L’oltraggio al mausoleo dell’Imam Hussain, nipote del Profeta ed il massacro di numerosi fedeli innocenti provocò dure reazioni nel mondo islamico. E numerosi musulmani protestarono contro questa aggressione spietata e disumana dei wahabiti.
Nel 1805 d.c. l’esercito dei sauditi attaccò anche la città irachena di Najaf per distruggere il mausoleo dell’Imam Ali,  cugino e genero del Profeta Muhammad(as). Però là incontrarono una resistenza coraggiosa da parte del popolo locale e furono costretti a ritirarsi. Ibne Boshr Najdi, storico arabo, racconta così la storia dell’aggressione dei wahabiti alla città sacra di Najaf:”Nel 1220 dell'egira, i saud mandarono una grande armata verso la città sacra di Najaf, in Iraq. Gli uomini dei said una volta giunti a Najaf si trovarono davanti un fossato largo e profondo. Dopo alcuni vani tentativi per attraversare il fossato e dopo che alcuni wahabiti furono uccisi dai combattenti della città di Najaf, Abdul Aziz ordinò ritirata. L’esercito dei sauditi, infuriati da questa sconfitta, attacco' e saccheggio' invece i villaggi vicini”.

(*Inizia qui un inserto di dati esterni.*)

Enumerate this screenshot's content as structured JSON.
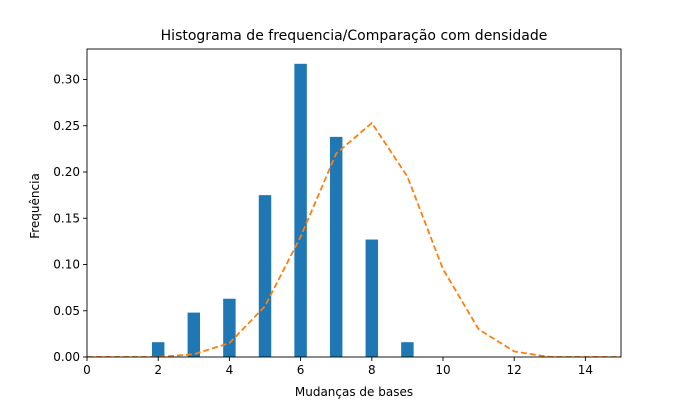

Come vi abbiamo detto i  leader e i seguaci estremisti dell’inventata setta del Wahhabismo con il falso motto del ritorno ad un Islam puro, quello riconducibile ai primi anni dopo la morte del Profeta massacrarono numerosi musulmani e versaroni il sangue di numerosi innocenti. Le loro idee radicali e deviate eran pero' ben lontane dagli insegnamenti del Corano, sacro libro dei musulmani che invita sempre all’unità e alla pace definendo fratelli tutti i musulmani.